1. Deze uitspraak gaat over maatwerkvoorschriften die op grond van artikel 2.20, vijfde lid, van het Activiteitenbesluit [1] aan [bedrijf] b.v. zijn opgelegd voor de locatie [adres 1] . Eiser is het niet eens met dat besluit omdat volgens hem meer maatwerkvoorschriften nodig zijn en heeft daartegen beroep ingesteld.

Procesverloop

2. [bedrijf] exploiteert een supermarkt op het [adres 1] . Eiser woont aan [adres 2] . Zijn woning is boven de supermarkt gebouwd.

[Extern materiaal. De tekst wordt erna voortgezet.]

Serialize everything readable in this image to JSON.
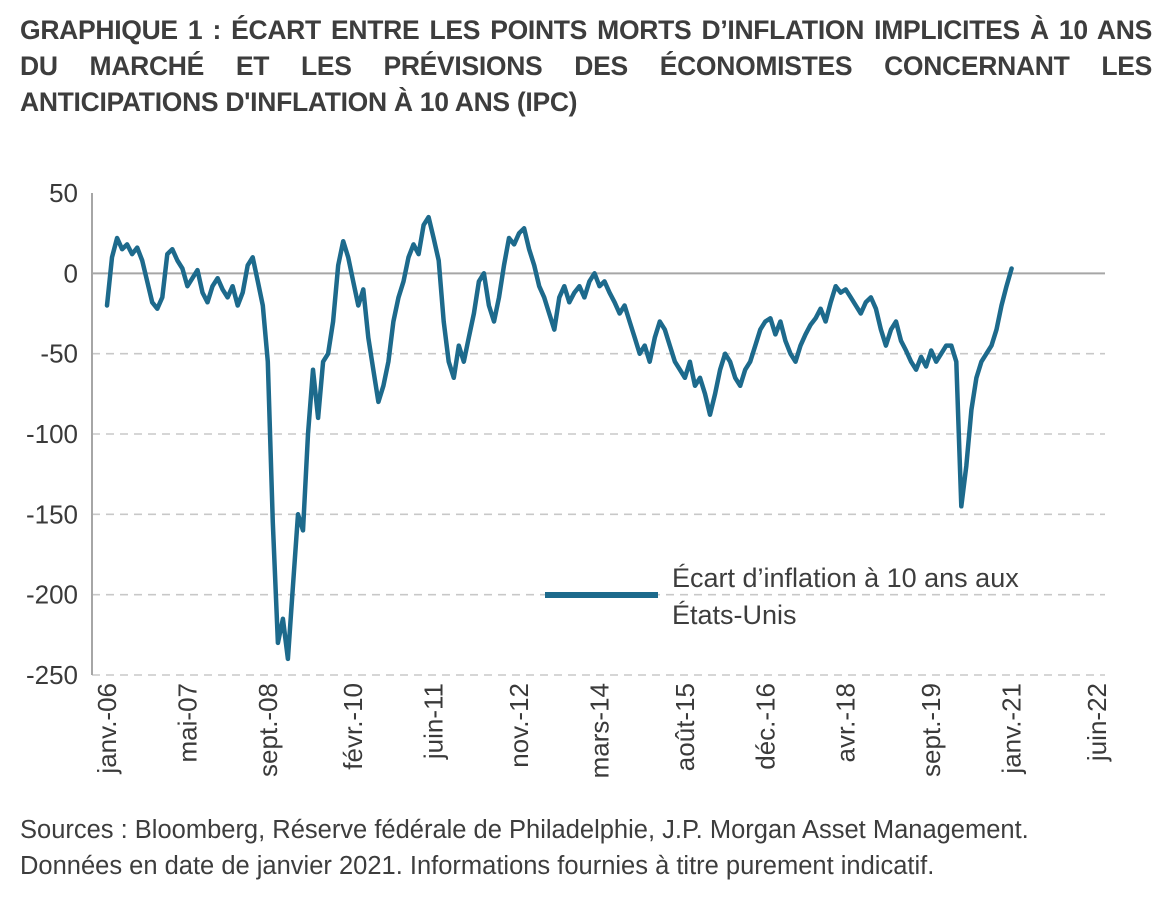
{
  "title": {
    "label": "GRAPHIQUE 1 :",
    "text": "ÉCART ENTRE LES POINTS MORTS D’INFLATION IMPLICITES À 10 ANS DU MARCHÉ ET LES PRÉVISIONS DES ÉCONOMISTES CONCERNANT LES ANTICIPATIONS D'INFLATION À 10 ANS (IPC)"
  },
  "chart_data": {
    "type": "line",
    "title": "Écart entre les points morts d’inflation implicites à 10 ans du marché et les prévisions des économistes concernant les anticipations d'inflation à 10 ans (IPC)",
    "series": [
      {
        "name": "Écart d’inflation à 10 ans aux États-Unis",
        "color": "#1d6a8c",
        "start": "janv.-06",
        "end": "janv.-21",
        "frequency": "monthly",
        "values": [
          -20,
          10,
          22,
          15,
          18,
          12,
          16,
          8,
          -5,
          -18,
          -22,
          -15,
          12,
          15,
          8,
          3,
          -8,
          -3,
          2,
          -12,
          -18,
          -8,
          -3,
          -10,
          -15,
          -8,
          -20,
          -12,
          5,
          10,
          -5,
          -20,
          -55,
          -155,
          -230,
          -215,
          -240,
          -195,
          -150,
          -160,
          -100,
          -60,
          -90,
          -55,
          -50,
          -30,
          5,
          20,
          10,
          -5,
          -20,
          -10,
          -40,
          -60,
          -80,
          -70,
          -55,
          -30,
          -15,
          -5,
          10,
          18,
          12,
          30,
          35,
          22,
          8,
          -30,
          -55,
          -65,
          -45,
          -55,
          -40,
          -25,
          -5,
          0,
          -20,
          -30,
          -15,
          5,
          22,
          18,
          25,
          28,
          15,
          5,
          -8,
          -15,
          -25,
          -35,
          -15,
          -8,
          -18,
          -12,
          -8,
          -15,
          -5,
          0,
          -8,
          -5,
          -12,
          -18,
          -25,
          -20,
          -30,
          -40,
          -50,
          -45,
          -55,
          -40,
          -30,
          -35,
          -45,
          -55,
          -60,
          -65,
          -55,
          -70,
          -65,
          -75,
          -88,
          -75,
          -60,
          -50,
          -55,
          -65,
          -70,
          -60,
          -55,
          -45,
          -35,
          -30,
          -28,
          -38,
          -30,
          -42,
          -50,
          -55,
          -45,
          -38,
          -32,
          -28,
          -22,
          -30,
          -18,
          -8,
          -12,
          -10,
          -15,
          -20,
          -25,
          -18,
          -15,
          -22,
          -35,
          -45,
          -35,
          -30,
          -42,
          -48,
          -55,
          -60,
          -52,
          -58,
          -48,
          -55,
          -50,
          -45,
          -45,
          -55,
          -145,
          -120,
          -85,
          -65,
          -55,
          -50,
          -45,
          -35,
          -20,
          -8,
          3
        ]
      }
    ],
    "x_axis": {
      "tick_labels": [
        "janv.-06",
        "mai-07",
        "sept.-08",
        "févr.-10",
        "juin-11",
        "nov.-12",
        "mars-14",
        "août-15",
        "déc.-16",
        "avr.-18",
        "sept.-19",
        "janv.-21",
        "juin-22"
      ],
      "tick_month_index": [
        0,
        16,
        32,
        49,
        65,
        82,
        98,
        115,
        131,
        147,
        164,
        180,
        197
      ],
      "total_months": 197
    },
    "y_axis": {
      "ticks": [
        50,
        0,
        -50,
        -100,
        -150,
        -200,
        -250
      ],
      "min": -250,
      "max": 50
    },
    "legend": {
      "line1": "Écart d’inflation à 10 ans aux",
      "line2": "États-Unis",
      "position": "inside-lower-middle"
    },
    "grid": "horizontal-dashed"
  },
  "footer": {
    "line1": "Sources : Bloomberg, Réserve fédérale de Philadelphie, J.P. Morgan Asset Management.",
    "line2": "Données en date de janvier 2021. Informations fournies à titre purement indicatif."
  },
  "colors": {
    "line": "#1d6a8c",
    "grid": "#c8c8c8",
    "zero_line": "#a6a6a6",
    "axis": "#a6a6a6",
    "text": "#3d3d3d"
  }
}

Totstandkoming van het bestreden besluit
3. Op 21 juni 2018 heeft [bedrijf] een melding ingediend in het kader van het Activiteitenbesluit, waaruit het college is gebleken dat zij niet kan voldoen aan de maximale grenswaarden uit het Activiteitenbesluit zonder het treffen van technische voorzieningen. Met het besluit van 9 april 2019 heeft het college een maatwerkvoorschrift aan [bedrijf] opgelegd, zodat in de
nachtperiodekan worden voldaan aan het in artikel 2.17 van het Activiteitenbesluit gestelde maximale geluidsniveau (Lamax) op de gevel van 65 dB(A). Het voorschrift houdt in dat aan de oostzijde van de inrichting ter hoogte van de opstelplaats van de winkelwagens een geluidscherm moet worden aangebracht.
3.1.
Tegen het besluit van 9 april 2019 zijn bezwaarschriften ingediend, onder andere door eiser. Eiser ondervindt in zijn woning (aan de westzijde van de inrichting) veel geluidsoverlast van de [bedrijf]. De bezwaarprocedure heeft geleid tot nieuw akoestisch onderzoek.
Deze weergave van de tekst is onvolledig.